The rules, which have been under consideration for some time, are intended to slow China’s progress in the semiconductor field. They include restrictions on the sale of two dozen types of manufacturing equipment and three software tools. These controls apply to both US and foreign companies, utilizing the foreign direct product rule to regulate goods made abroad with US technology. However, there are exemptions for countries capable of imposing similar controls, creating a pathway for allies like Japan and the Netherlands to enact comparable measures.

Secretary of Commerce Gina Raimondo commented on the initiative, emphasizing the administration’s strategy to address China’s military modernization through export controls. The new regulations also target high-bandwidth memory chips, crucial for AI applications, adding to existing restrictions on advanced logic chips.
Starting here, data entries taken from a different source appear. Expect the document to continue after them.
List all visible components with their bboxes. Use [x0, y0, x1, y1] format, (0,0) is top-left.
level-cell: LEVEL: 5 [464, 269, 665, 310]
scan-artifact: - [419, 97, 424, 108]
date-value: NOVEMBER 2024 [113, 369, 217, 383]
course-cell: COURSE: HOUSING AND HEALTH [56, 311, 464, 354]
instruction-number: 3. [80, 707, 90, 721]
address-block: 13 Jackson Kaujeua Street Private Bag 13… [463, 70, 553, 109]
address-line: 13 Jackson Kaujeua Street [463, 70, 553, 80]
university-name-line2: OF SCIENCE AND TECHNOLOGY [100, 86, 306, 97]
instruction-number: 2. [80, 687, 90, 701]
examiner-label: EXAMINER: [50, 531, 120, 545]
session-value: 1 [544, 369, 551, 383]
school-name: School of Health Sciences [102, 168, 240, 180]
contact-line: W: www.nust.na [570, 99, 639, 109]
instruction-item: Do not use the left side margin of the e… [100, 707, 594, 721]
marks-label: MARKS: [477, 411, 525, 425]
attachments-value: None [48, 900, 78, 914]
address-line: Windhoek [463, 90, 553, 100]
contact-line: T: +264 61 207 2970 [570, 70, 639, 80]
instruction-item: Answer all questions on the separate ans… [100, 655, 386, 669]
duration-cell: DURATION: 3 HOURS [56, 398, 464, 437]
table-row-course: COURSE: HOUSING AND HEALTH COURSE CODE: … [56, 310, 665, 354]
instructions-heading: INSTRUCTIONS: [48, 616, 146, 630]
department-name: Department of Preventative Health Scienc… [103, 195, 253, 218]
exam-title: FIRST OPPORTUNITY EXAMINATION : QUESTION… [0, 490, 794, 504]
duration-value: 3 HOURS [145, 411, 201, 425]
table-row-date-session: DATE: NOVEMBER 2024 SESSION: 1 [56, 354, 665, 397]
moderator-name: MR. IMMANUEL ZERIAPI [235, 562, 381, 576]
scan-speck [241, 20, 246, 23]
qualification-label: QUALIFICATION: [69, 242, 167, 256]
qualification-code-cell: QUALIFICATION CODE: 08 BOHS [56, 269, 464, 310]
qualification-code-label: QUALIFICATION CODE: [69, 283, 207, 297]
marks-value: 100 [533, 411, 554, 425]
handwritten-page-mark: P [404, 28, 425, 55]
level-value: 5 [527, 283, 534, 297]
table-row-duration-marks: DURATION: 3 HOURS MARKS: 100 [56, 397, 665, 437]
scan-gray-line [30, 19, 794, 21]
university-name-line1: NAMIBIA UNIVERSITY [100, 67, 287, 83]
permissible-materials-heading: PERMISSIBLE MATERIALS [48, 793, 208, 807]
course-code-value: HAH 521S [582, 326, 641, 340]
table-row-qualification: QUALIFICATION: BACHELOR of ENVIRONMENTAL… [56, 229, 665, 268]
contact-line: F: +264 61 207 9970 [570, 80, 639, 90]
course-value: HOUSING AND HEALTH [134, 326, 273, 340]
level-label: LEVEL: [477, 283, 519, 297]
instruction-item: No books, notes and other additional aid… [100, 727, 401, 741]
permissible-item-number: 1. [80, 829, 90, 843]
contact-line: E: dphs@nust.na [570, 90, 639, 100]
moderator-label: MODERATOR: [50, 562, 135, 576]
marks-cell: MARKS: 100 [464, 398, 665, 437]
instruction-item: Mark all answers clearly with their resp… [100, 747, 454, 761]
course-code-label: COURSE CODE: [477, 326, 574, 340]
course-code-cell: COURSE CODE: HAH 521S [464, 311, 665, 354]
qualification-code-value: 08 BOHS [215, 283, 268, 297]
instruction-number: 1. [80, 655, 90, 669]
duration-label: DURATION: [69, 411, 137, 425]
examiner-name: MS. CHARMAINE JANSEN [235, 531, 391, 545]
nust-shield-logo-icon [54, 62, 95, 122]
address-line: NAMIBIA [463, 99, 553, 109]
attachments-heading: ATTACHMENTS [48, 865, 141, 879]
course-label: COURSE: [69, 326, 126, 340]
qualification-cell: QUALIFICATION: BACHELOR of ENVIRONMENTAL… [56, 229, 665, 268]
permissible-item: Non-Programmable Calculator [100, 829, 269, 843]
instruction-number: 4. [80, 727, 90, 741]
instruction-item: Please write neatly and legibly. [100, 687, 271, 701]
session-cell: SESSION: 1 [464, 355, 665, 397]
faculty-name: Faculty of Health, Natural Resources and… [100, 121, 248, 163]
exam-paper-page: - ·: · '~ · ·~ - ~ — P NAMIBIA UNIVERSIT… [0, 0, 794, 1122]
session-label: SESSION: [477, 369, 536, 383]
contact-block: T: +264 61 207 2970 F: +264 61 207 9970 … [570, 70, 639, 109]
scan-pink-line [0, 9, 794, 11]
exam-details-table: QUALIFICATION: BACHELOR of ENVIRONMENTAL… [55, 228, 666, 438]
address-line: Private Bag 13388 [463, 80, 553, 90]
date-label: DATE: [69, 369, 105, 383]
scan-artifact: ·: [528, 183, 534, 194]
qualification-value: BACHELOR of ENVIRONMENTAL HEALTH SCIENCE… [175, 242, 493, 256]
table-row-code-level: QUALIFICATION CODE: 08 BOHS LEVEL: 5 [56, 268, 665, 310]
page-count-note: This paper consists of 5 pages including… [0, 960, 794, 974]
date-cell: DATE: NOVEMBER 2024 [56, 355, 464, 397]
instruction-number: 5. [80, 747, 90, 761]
Analysts have been monitoring the situation, with Lynx Equity Strategies noting the potential for the sector to reach a pivotal moment. The release of the full details of the BIS export controls is expected to clarify the impact on individual companies within the semiconductor industry. The initial response to the new restrictions could influence market trends, with some companies potentially benefiting while others may face increased risks.